Advisers will understandably be a little hesitant to read into this latest development, given the mixed signals that have emerged from the Trump White House pertaining to the fiduciary rule and other regulations policed by Labor. There is not even a DOL secretary yet, and indeed, even if the 15-day comment period stands and the DOL delays the fiduciary rule’s initial implementation for two months, a June applicability date still presents a significant challenge for firms that have not fully prepared themselves for compliance. It remains entirely unclear whether the review that will occur in this two-month window will result in the actual elimination of the new fiduciary standard.

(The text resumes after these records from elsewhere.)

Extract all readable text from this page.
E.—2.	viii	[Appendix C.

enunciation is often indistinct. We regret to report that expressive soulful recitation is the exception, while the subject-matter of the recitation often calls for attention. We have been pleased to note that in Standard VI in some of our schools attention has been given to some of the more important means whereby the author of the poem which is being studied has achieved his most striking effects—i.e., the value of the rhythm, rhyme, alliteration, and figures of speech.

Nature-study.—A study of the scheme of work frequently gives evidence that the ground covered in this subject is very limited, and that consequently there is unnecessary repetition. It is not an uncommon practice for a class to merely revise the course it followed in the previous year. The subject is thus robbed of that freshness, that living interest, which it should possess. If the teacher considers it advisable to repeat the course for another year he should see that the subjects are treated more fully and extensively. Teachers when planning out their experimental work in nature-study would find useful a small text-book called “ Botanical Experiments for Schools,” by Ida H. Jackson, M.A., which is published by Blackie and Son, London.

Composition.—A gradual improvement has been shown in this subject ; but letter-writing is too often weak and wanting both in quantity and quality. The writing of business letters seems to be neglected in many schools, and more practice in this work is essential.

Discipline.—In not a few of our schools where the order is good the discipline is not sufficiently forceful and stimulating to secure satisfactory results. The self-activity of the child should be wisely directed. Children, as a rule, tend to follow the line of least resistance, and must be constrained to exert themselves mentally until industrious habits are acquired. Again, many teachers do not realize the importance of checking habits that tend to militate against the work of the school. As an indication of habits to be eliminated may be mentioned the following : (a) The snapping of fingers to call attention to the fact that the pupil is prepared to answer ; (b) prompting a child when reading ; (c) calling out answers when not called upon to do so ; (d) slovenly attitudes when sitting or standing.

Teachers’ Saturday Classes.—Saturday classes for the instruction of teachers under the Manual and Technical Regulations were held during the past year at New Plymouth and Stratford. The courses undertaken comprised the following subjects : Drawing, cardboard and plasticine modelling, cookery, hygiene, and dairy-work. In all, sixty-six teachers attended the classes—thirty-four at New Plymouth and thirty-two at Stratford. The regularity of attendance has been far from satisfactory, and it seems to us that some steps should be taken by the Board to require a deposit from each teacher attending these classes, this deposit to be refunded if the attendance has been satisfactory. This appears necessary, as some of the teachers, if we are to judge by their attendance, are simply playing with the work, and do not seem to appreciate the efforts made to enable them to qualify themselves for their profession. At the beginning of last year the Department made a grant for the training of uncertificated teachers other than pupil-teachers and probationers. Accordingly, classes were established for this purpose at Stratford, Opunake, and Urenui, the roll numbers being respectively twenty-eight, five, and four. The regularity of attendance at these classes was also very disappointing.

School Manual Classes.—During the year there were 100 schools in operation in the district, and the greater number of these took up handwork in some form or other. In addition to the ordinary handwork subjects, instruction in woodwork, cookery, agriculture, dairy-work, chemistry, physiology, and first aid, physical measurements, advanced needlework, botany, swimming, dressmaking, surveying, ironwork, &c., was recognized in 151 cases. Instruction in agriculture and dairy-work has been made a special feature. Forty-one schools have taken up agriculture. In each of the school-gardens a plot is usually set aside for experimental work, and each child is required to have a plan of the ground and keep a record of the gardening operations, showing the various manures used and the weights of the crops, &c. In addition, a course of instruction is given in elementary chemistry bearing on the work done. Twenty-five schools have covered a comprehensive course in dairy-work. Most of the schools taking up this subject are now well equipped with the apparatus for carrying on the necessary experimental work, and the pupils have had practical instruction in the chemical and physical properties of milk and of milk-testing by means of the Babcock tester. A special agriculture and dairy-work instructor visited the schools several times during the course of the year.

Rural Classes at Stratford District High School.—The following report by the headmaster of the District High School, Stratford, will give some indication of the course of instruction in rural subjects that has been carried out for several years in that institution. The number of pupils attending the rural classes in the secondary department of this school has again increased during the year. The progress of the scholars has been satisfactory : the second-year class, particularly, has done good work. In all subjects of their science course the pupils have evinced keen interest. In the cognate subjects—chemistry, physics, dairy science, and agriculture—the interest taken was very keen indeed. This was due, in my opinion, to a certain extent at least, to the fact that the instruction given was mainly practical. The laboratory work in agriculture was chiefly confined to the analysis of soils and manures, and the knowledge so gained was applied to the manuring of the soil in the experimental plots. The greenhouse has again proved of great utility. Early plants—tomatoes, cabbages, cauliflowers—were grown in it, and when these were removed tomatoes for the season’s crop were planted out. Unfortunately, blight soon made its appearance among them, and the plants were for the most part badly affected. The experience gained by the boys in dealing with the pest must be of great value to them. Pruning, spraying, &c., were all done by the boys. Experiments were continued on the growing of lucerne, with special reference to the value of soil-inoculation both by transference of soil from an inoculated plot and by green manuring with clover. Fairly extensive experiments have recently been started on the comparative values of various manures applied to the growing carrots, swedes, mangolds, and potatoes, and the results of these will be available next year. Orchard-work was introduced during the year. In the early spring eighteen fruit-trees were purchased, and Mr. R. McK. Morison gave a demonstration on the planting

Of course this is presumed based on Trump's anti-regulatory agenda, but the actual process of gutting the fiduciary rule has proved massively complex already. 

Still, after so much speculation from industry sources, it is refreshing to hear the DOL spell out its intentions clearly for the difficult weeks and months ahead. Much of the text of this new rulemaking is dedicated to justifying the 15-day comment period, and in the document the DOL calls for industry sources to explain how they will be impacted by such a delay, rather than how they view the actual fiduciary rule. Accordingly, there is less of a focus on the actual merits of the fiduciary rule, which will presumably be left to whatever additional rulemaking may (or may not) come out of DOL during the 60-day delay/review.